Bhatraju Pavan K, Mukherjee Paramita, Robinson-Cohen Cassianne, O'Keefe Grant E, Frank Angela J, Christie Jason D, Meyer Nuala J, Liu Kathleen D, Matthay Michael A, Calfee Carolyn S, Christiani David C, Himmelfarb Jonathan, Wurfel Mark M
Division of Pulmonary and Critical Care Medicine, University of Washington, Harborview Medical Center, 325 9th Avenue, Seattle, WA, 98104, USA.
Kidney Research Institute, University of Washington, Seattle, WA, USA.
Crit Care. 2016 Nov 17;20(1):372. doi: 10.1186/s13054-016-1546-4.
Acute kidney injury (AKI) is common among intensive care unit (ICU) patients. AKI is highly heterogeneous, with variable links to poor outcomes. Current approaches to classify AKI severity and identify patients at highest risk for poor outcomes focus on the maximum change in serum creatinine (SCr) values. However, these scores are hampered by the need for a reliable baseline SCr value and the absence of a component differentiating transient from persistent rises in SCr. We hypothesized that identification of resolving or nonresolving AKI subphenotypes based on the early trajectory of SCr values in the ICU would better differentiate patients at risk of hospital mortality.
We performed a secondary analysis of two prospective studies of ICU patients admitted to a trauma ICU (group 1; n = 1914) or general medical-surgical ICUs (group 2; n = 1867). In group 1, we tested definitions for resolving and nonresolving AKI subphenotypes and selected the definitions resulting in subphenotypes with the greatest separation in risk of death relative to non-AKI controls. We applied this definition to group 2 and tested whether the subphenotypes were independently associated with hospital mortality after adjustment for AKI severity.

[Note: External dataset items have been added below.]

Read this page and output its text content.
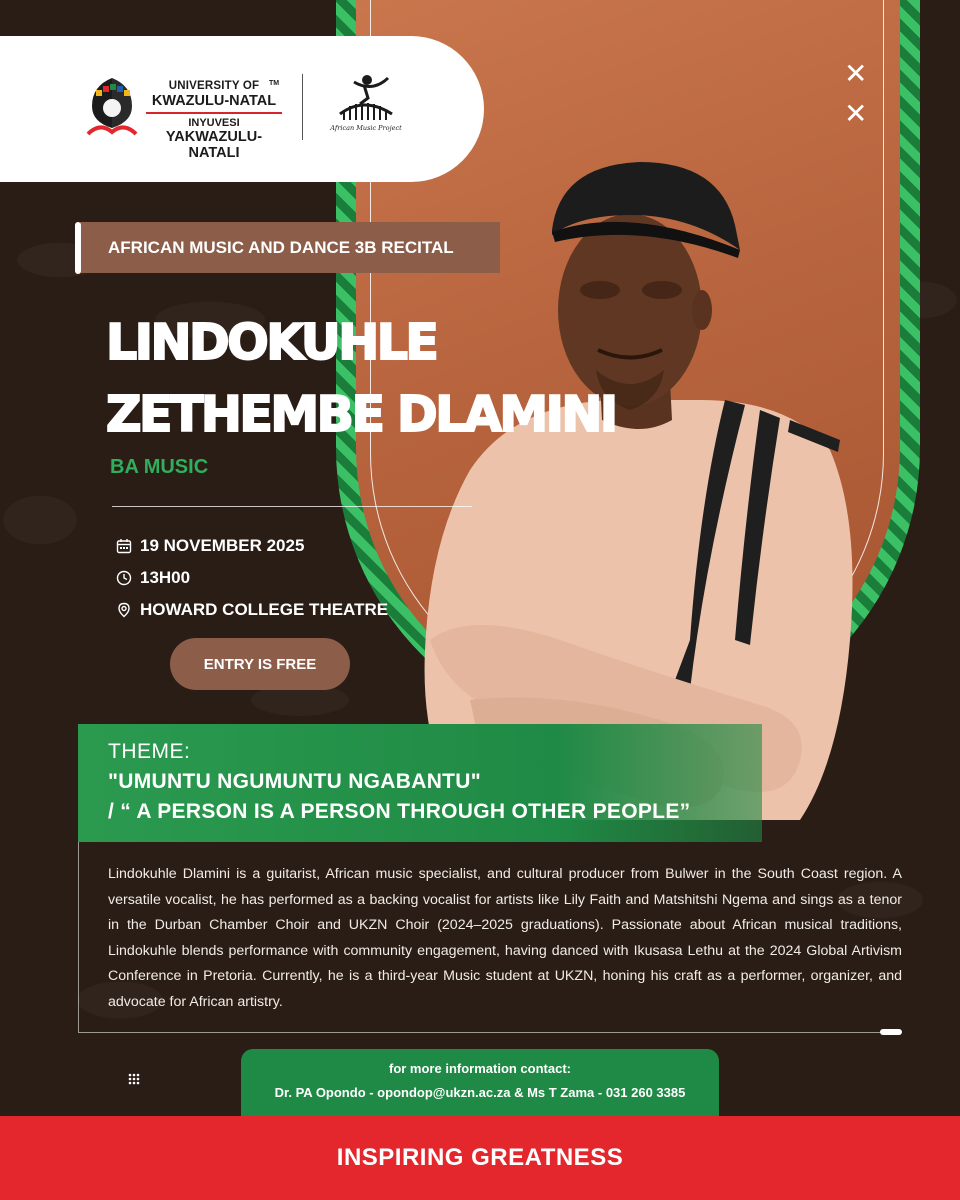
UNIVERSITY OF
KWAZULU-NATAL
INYUVESI
YAKWAZULU-NATALI
TM
African Music Project
✕
✕
AFRICAN MUSIC AND DANCE 3B RECITAL
LINDOKUHLE
ZETHEMBE DLAMINI
BA MUSIC
19 NOVEMBER 2025
13H00
HOWARD COLLEGE THEATRE
ENTRY IS FREE
THEME:
"UMUNTU NGUMUNTU NGABANTU"
/ “ A PERSON IS A PERSON THROUGH OTHER PEOPLE”
Lindokuhle Dlamini is a guitarist, African music specialist, and cultural producer from Bulwer in the South Coast region. A versatile vocalist, he has performed as a backing vocalist for artists like Lily Faith and Matshitshi Ngema and sings as a tenor in the Durban Chamber Choir and UKZN Choir (2024–2025 graduations). Passionate about African musical traditions, Lindokuhle blends performance with community engagement, having danced with Ikusasa Lethu at the 2024 Global Artivism Conference in Pretoria. Currently, he is a third-year Music student at UKZN, honing his craft as a performer, organizer, and advocate for African artistry.
for more information contact:
Dr. PA Opondo - opondop@ukzn.ac.za & Ms T Zama - 031 260 3385
INSPIRING GREATNESS
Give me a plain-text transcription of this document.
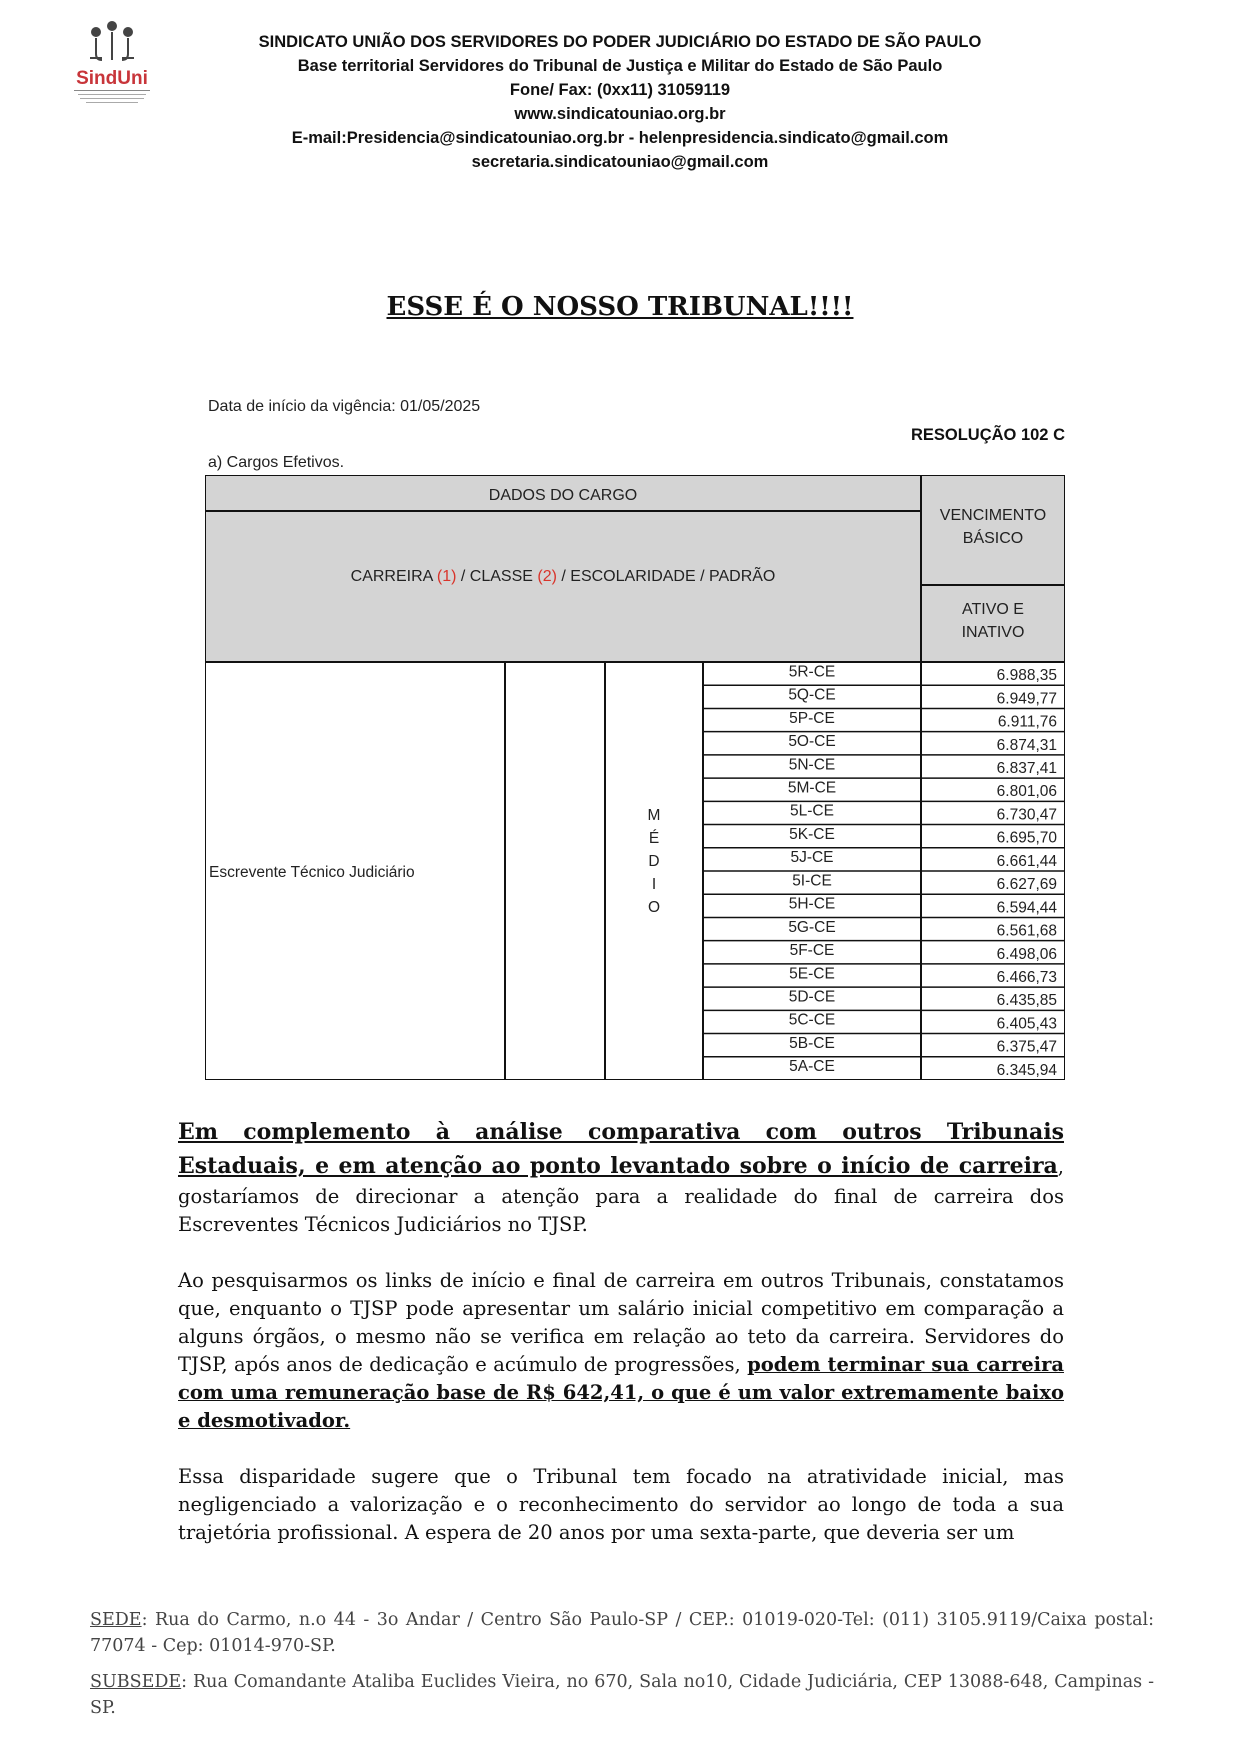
SindUni
SINDICATO UNIÃO DOS SERVIDORES DO PODER JUDICIÁRIO DO ESTADO DE SÃO PAULO
Base territorial Servidores do Tribunal de Justiça e Militar do Estado de São Paulo
Fone/ Fax: (0xx11) 31059119
www.sindicatouniao.org.br
E-mail:Presidencia@sindicatouniao.org.br - helenpresidencia.sindicato@gmail.com
secretaria.sindicatouniao@gmail.com
ESSE É O NOSSO TRIBUNAL!!!!
Data de início da vigência: 01/05/2025
RESOLUÇÃO 102 C
a) Cargos Efetivos.
DADOS DO CARGO
CARREIRA (1) / CLASSE (2) / ESCOLARIDADE / PADRÃO
VENCIMENTO
BÁSICO
ATIVO E
INATIVO
Escrevente Técnico Judiciário
5R-CE	6.988,35
5Q-CE	6.949,77
5P-CE	6.911,76
5O-CE	6.874,31
5N-CE	6.837,41
5M-CE	6.801,06
5L-CE	6.730,47
5K-CE	6.695,70
5J-CE	6.661,44
5I-CE	6.627,69
5H-CE	6.594,44
5G-CE	6.561,68
5F-CE	6.498,06
5E-CE	6.466,73
5D-CE	6.435,85
5C-CE	6.405,43
5B-CE	6.375,47
5A-CE	6.345,94
M
É
D
I
O

Em complemento à análise comparativa com outros Tribunais Estaduais, e em atenção ao ponto levantado sobre o início de carreira, gostaríamos de direcionar a atenção para a realidade do final de carreira dos Escreventes Técnicos Judiciários no TJSP.

Ao pesquisarmos os links de início e final de carreira em outros Tribunais, constatamos que, enquanto o TJSP pode apresentar um salário inicial competitivo em comparação a alguns órgãos, o mesmo não se verifica em relação ao teto da carreira. Servidores do TJSP, após anos de dedicação e acúmulo de progressões, podem terminar sua carreira com uma remuneração base de R$ 642,41, o que é um valor extremamente baixo e desmotivador.

Essa disparidade sugere que o Tribunal tem focado na atratividade inicial, mas negligenciado a valorização e o reconhecimento do servidor ao longo de toda a sua trajetória profissional. A espera de 20 anos por uma sexta-parte, que deveria ser um

SEDE: Rua do Carmo, n.o 44 - 3o Andar / Centro São Paulo-SP / CEP.: 01019-020-Tel: (011) 3105.9119/Caixa postal: 77074 - Cep: 01014-970-SP.

SUBSEDE: Rua Comandante Ataliba Euclides Vieira, no 670, Sala no10, Cidade Judiciária, CEP 13088-648, Campinas - SP.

AKI occurred in 46% and 69% of patients in groups 1 and 2, respectively. In group 1, a resolving AKI subphenotype (defined as a decrease in SCr of 0.3 mg/dl or 25% from maximum in the first 72 h of study enrollment) was associated with a low risk of death. A nonresolving AKI subphenotype (defined as all AKI cases not meeting the "resolving" definition) was associated with a high risk of death. In group 2, the resolving AKI subphenotype was not associated with increased mortality (relative risk [RR] 0.86, 95% CI 0.63-1.17), whereas the nonresolving AKI subphenotype was associated with higher mortality (RR 1.68, 95% CI 1.15-2.44) even after adjustment for AKI severity stage.
The trajectory of SCr levels identifies AKI subphenotypes with different risks for death, even among AKI cases of similar severity. These AKI subphenotypes might better define the patients at risk for poor outcomes who might benefit from novel interventions.
急性肾损伤(AKI)在重症监护病房(ICU)患者中很常见。AKI具有高度异质性,与不良预后的关联各不相同。目前用于分类AKI严重程度和识别预后最差风险最高患者的方法侧重于血清肌酐(SCr)值的最大变化。然而,这些评分受到需要可靠的基线SCr值以及缺乏区分SCr短暂升高和持续升高的因素的限制。我们假设,根据ICU中SCr值的早期变化轨迹来识别AKI的缓解或未缓解亚表型,将能更好地区分有医院死亡风险的患者。
我们对两项前瞻性研究进行了二次分析,这两项研究涉及入住创伤ICU的患者(第1组;n = 1914)或普通内科-外科ICU的患者(第2组;n = 1867)。在第1组中,我们测试了AKI缓解和未缓解亚表型的定义,并选择了相对于非AKI对照组在死亡风险上有最大差异的亚表型定义。我们将此定义应用于第2组,并测试了在调整AKI严重程度后,这些亚表型是否与医院死亡率独立相关。
第1组和第2组中分别有46%和69%的患者发生AKI。在第1组中,一种AKI缓解亚表型(定义为在研究入组的前72小时内SCr从最高值下降0.3mg/dl或25%)与低死亡风险相关。一种AKI未缓解亚表型(定义为所有不符合“缓解”定义的AKI病例)与高死亡风险相关。在第2组中,AKI缓解亚表型与死亡率增加无关(相对风险[RR] 0.86,95%置信区间0.63 - 1.17),而AKI未缓解亚表型即使在调整AKI严重程度阶段后仍与较高死亡率相关(RR 1.68,95%置信区间1.15 - 2.44)。
SCr水平的变化轨迹可识别出具有不同死亡风险的AKI亚表型,即使在严重程度相似的AKI病例中也是如此。这些AKI亚表型可能能更好地界定那些可能从新干预措施中获益的预后不良风险患者。